BASF invests in Renmatix technology

4 January 2012

BASF, through its subsidiary BASF Biorenewable Beteiligungs, is investing $30m in the US-based technology firm Renmatix.

BASF's subsidiary has led a $50m financing round, joined by new and existing investors.

Renmatix has developed a patented process, the Plantrose technology platform, through which industrial sugar can be produced in large quantities and at competitive cost from non-edible plant mass, including lignocellulosic biomass such as wood, cane trash and straw.

Through a two-step process, thebiomass is split into cellulose and sugar in supercritical water at a high temperature and pressure.

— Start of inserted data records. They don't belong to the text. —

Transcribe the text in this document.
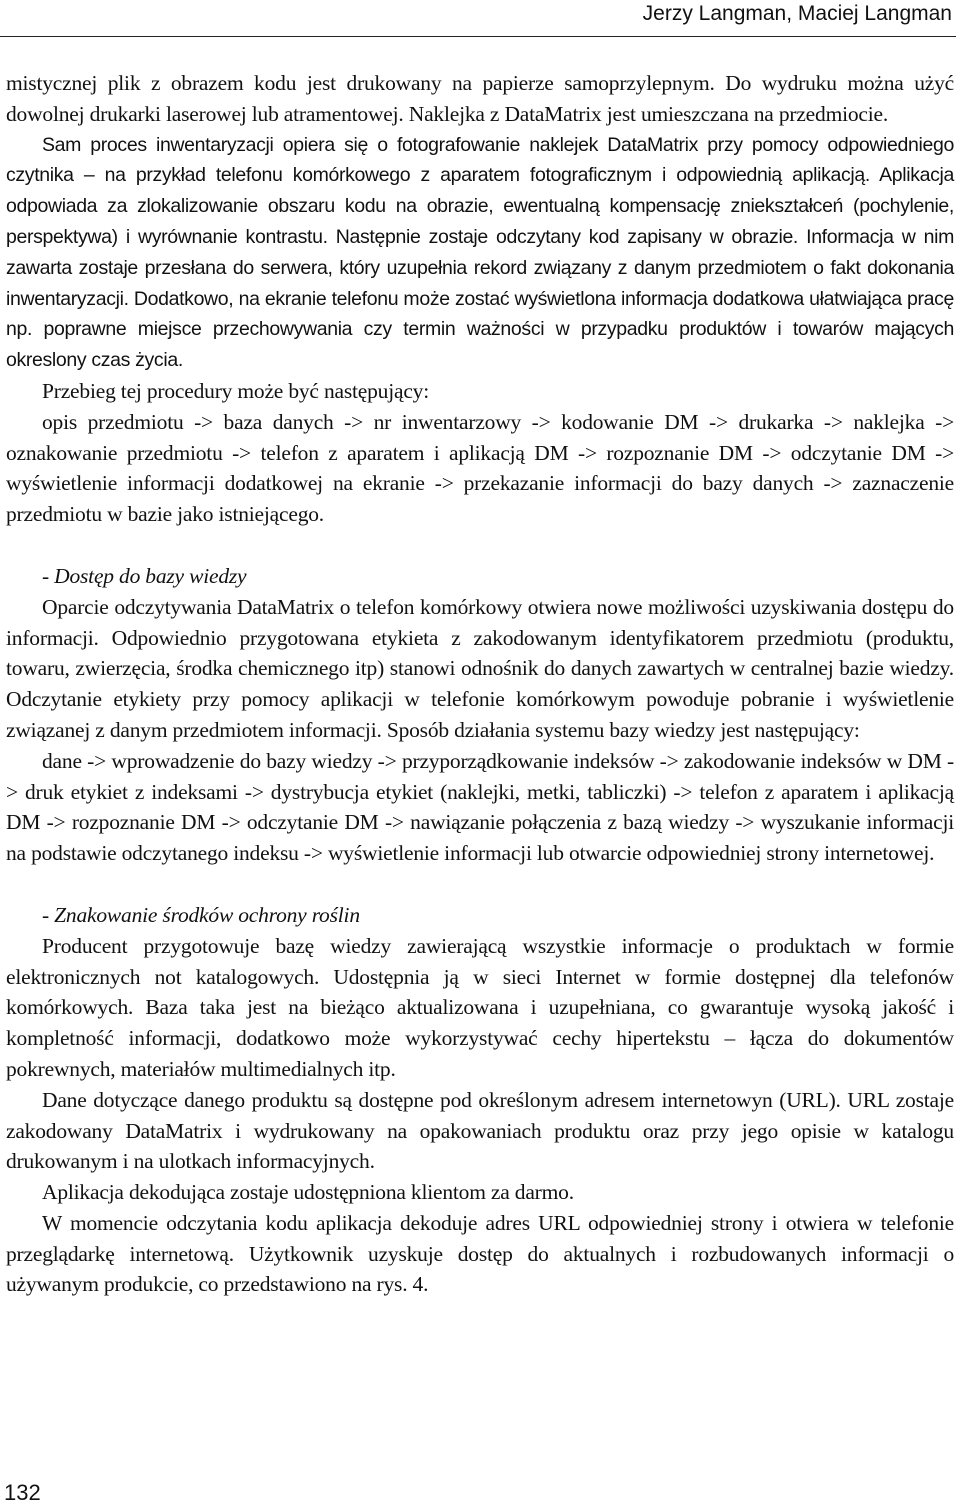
Jerzy Langman, Maciej Langman

mistycznej plik z obrazem kodu jest drukowany na papierze samoprzylepnym. Do wydruku można użyć dowolnej drukarki laserowej lub atramentowej. Naklejka z DataMatrix jest umieszczana na przedmiocie.

Sam proces inwentaryzacji opiera się o fotografowanie naklejek DataMatrix przy pomocy odpowiedniego czytnika – na przykład telefonu komórkowego z aparatem fotograficznym i odpowiednią aplikacją. Aplikacja odpowiada za zlokalizowanie obszaru kodu na obrazie, ewentualną kompensację zniekształceń (pochylenie, perspektywa) i wyrównanie kontrastu. Następnie zostaje odczytany kod zapisany w obrazie. Informacja w nim zawarta zostaje przesłana do serwera, który uzupełnia rekord związany z danym przedmiotem o fakt dokonania inwentaryzacji. Dodatkowo, na ekranie telefonu może zostać wyświetlona informacja dodatkowa ułatwiająca pracę np. poprawne miejsce przechowywania czy termin ważności w przypadku produktów i towarów mających okreslony czas życia.

Przebieg tej procedury może być następujący:

opis przedmiotu -> baza danych -> nr inwentarzowy -> kodowanie DM -> drukarka -> naklejka -> oznakowanie przedmiotu -> telefon z aparatem i aplikacją DM -> rozpoznanie DM -> odczytanie DM -> wyświetlenie informacji dodatkowej na ekranie -> przekazanie informacji do bazy danych -> zaznaczenie przedmiotu w bazie jako istniejącego.

- Dostęp do bazy wiedzy

Oparcie odczytywania DataMatrix o telefon komórkowy otwiera nowe możliwości uzyskiwania dostępu do informacji. Odpowiednio przygotowana etykieta z zakodowanym identyfikatorem przedmiotu (produktu, towaru, zwierzęcia, środka chemicznego itp) stanowi odnośnik do danych zawartych w centralnej bazie wiedzy. Odczytanie etykiety przy pomocy aplikacji w telefonie komórkowym powoduje pobranie i wyświetlenie związanej z danym przedmiotem informacji. Sposób działania systemu bazy wiedzy jest następujący:

dane -> wprowadzenie do bazy wiedzy -> przyporządkowanie indeksów -> zakodowanie indeksów w DM -> druk etykiet z indeksami -> dystrybucja etykiet (naklejki, metki, tabliczki) -> telefon z aparatem i aplikacją DM -> rozpoznanie DM -> odczytanie DM -> nawiązanie połączenia z bazą wiedzy -> wyszukanie informacji na podstawie odczytanego indeksu -> wyświetlenie informacji lub otwarcie odpowiedniej strony internetowej.

- Znakowanie środków ochrony roślin

Producent przygotowuje bazę wiedzy zawierającą wszystkie informacje o produktach w formie elektronicznych not katalogowych. Udostępnia ją w sieci Internet w formie dostępnej dla telefonów komórkowych. Baza taka jest na bieżąco aktualizowana i uzupełniana, co gwarantuje wysoką jakość i kompletność informacji, dodatkowo może wykorzystywać cechy hipertekstu – łącza do dokumentów pokrewnych, materiałów multimedialnych itp.

Dane dotyczące danego produktu są dostępne pod określonym adresem internetowyn (URL). URL zostaje zakodowany DataMatrix i wydrukowany na opakowaniach produktu oraz przy jego opisie w katalogu drukowanym i na ulotkach informacyjnych.

Aplikacja dekodująca zostaje udostępniona klientom za darmo.

W momencie odczytania kodu aplikacja dekoduje adres URL odpowiedniej strony i otwiera w telefonie przeglądarkę internetową. Użytkownik uzyskuje dostęp do aktualnych i rozbudowanych informacji o używanym produkcie, co przedstawiono na rys. 4.

132
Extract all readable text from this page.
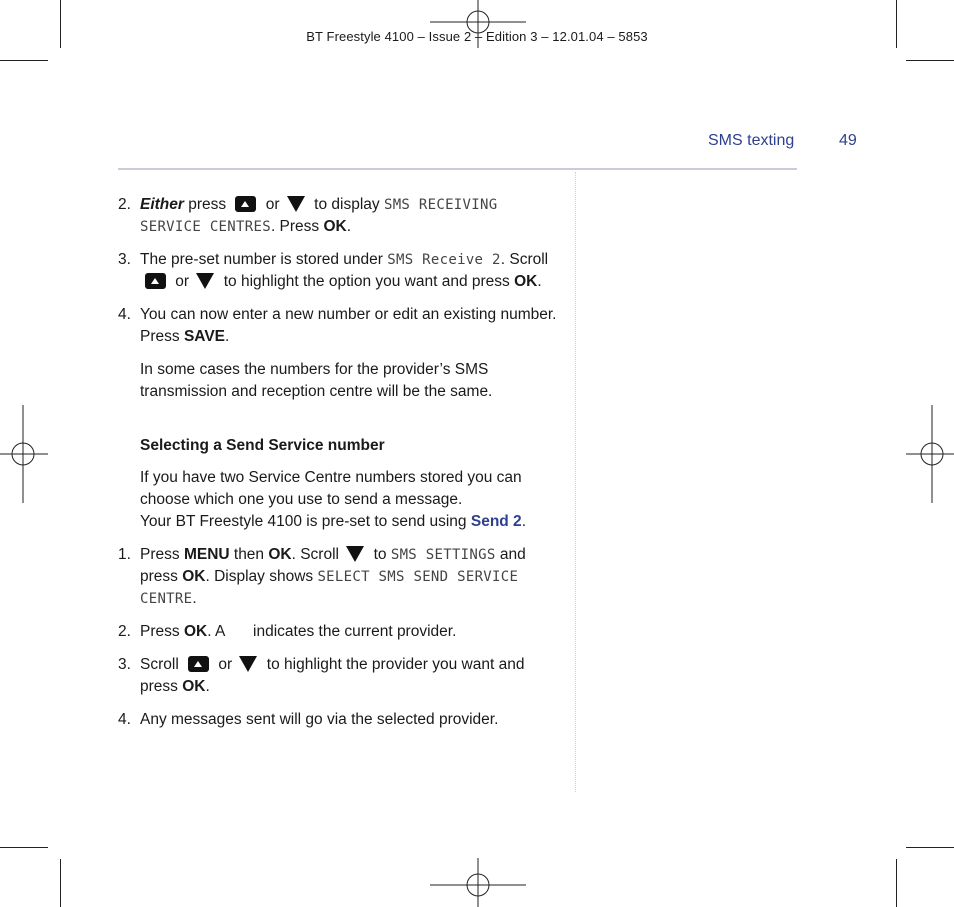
BT Freestyle 4100 – Issue 2 – Edition 3 – 12.01.04 – 5853
SMS texting	49
2. Either press  or  to display SMS RECEIVING SERVICE CENTRES. Press OK.
3. The pre-set number is stored under SMS Receive 2. Scroll  or  to highlight the option you want and press OK.
4. You can now enter a new number or edit an existing number. Press SAVE.
In some cases the numbers for the provider’s SMS transmission and reception centre will be the same.
Selecting a Send Service number
If you have two Service Centre numbers stored you can choose which one you use to send a message.
Your BT Freestyle 4100 is pre-set to send using Send 2.
1. Press MENU then OK. Scroll  to SMS SETTINGS and press OK. Display shows SELECT SMS SEND SERVICE CENTRE.
2. Press OK. A  indicates the current provider.
3. Scroll  or  to highlight the provider you want and press OK.
4. Any messages sent will go via the selected provider.
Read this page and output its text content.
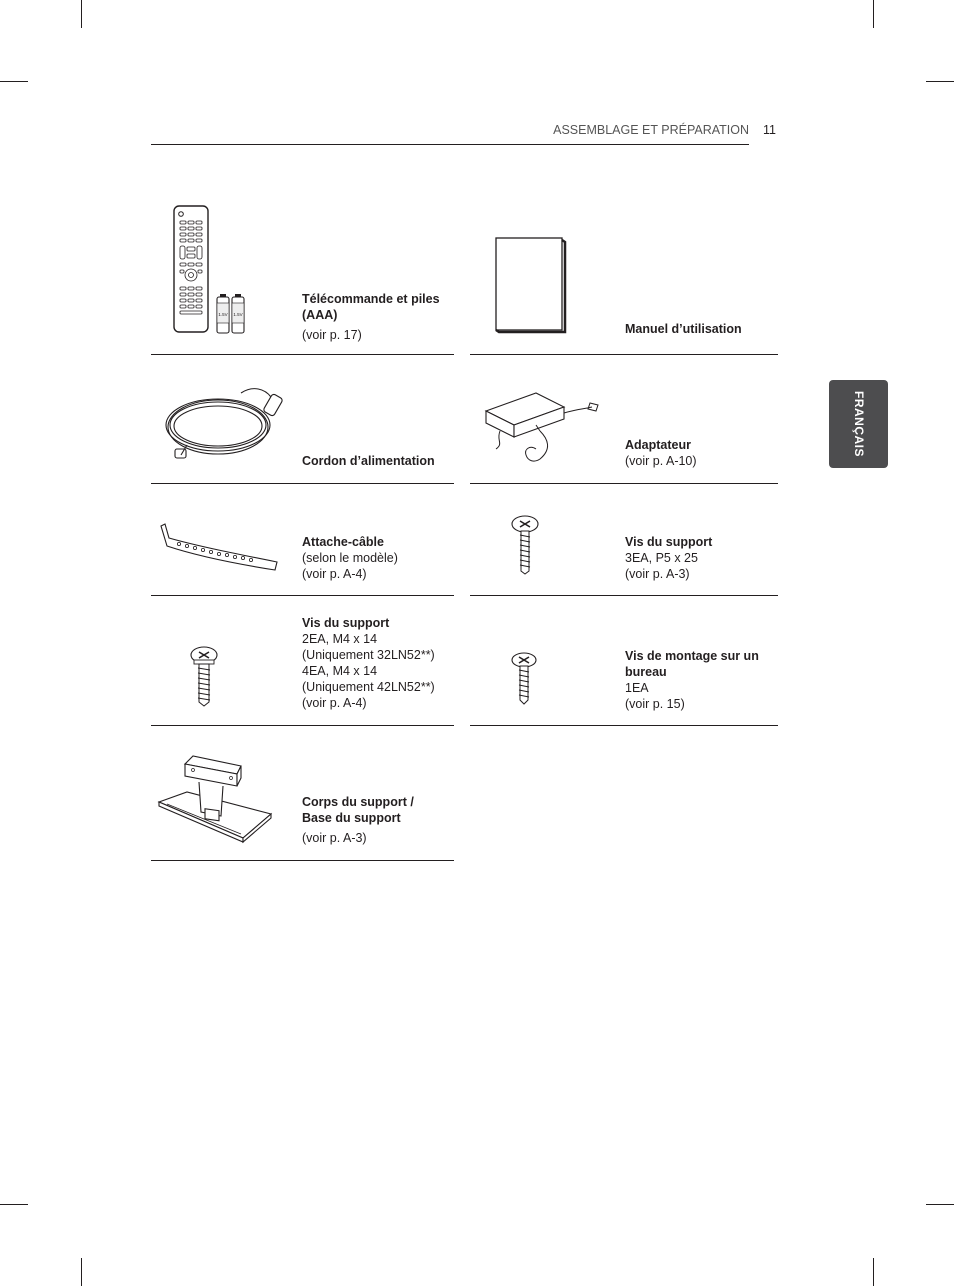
ASSEMBLAGE ET PRÉPARATION 11
FRANÇAIS
1.5V 1.5V
Télécommande et piles
(AAA)
(voir p. 17)	Manuel d’utilisation
Cordon d’alimentation
Adaptateur
(voir p. A-10)
Attache-câble
(selon le modèle)
(voir p. A-4)
Vis du support
3EA, P5 x 25
(voir p. A-3)
Vis du support
2EA, M4 x 14
(Uniquement 32LN52**)
4EA, M4 x 14
(Uniquement 42LN52**)
(voir p. A-4)
Vis de montage sur un
bureau
1EA
(voir p. 15)
Corps du support /
Base du support
(voir p. A-3)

Renmatix said that the industrial sugars are important renewable resources for the chemical industry, and can be used to produce biofuels or chemicals such as acrylic acid, a building block for plastics and intermediates by fermentative processes.

BASF incubation modelling, formulation research and technology senior vice-president Josef Wunsch said that Plantrose technology will allow the company to broaden its use of renewable raw materials while improving the cost effectiveness of value chains even further.

"In the partnership with Renmatix, BASF is pursuing a new direction while simultaneously underlining its corporate strategy of offering even more sustainable solutions," Wunsch said.

Renmatix CEO Mike Hamilton said they have already showed the functionality of the Plantrose process in a pilot plant and will be moving it to the industrial scale in cooperation with BASF.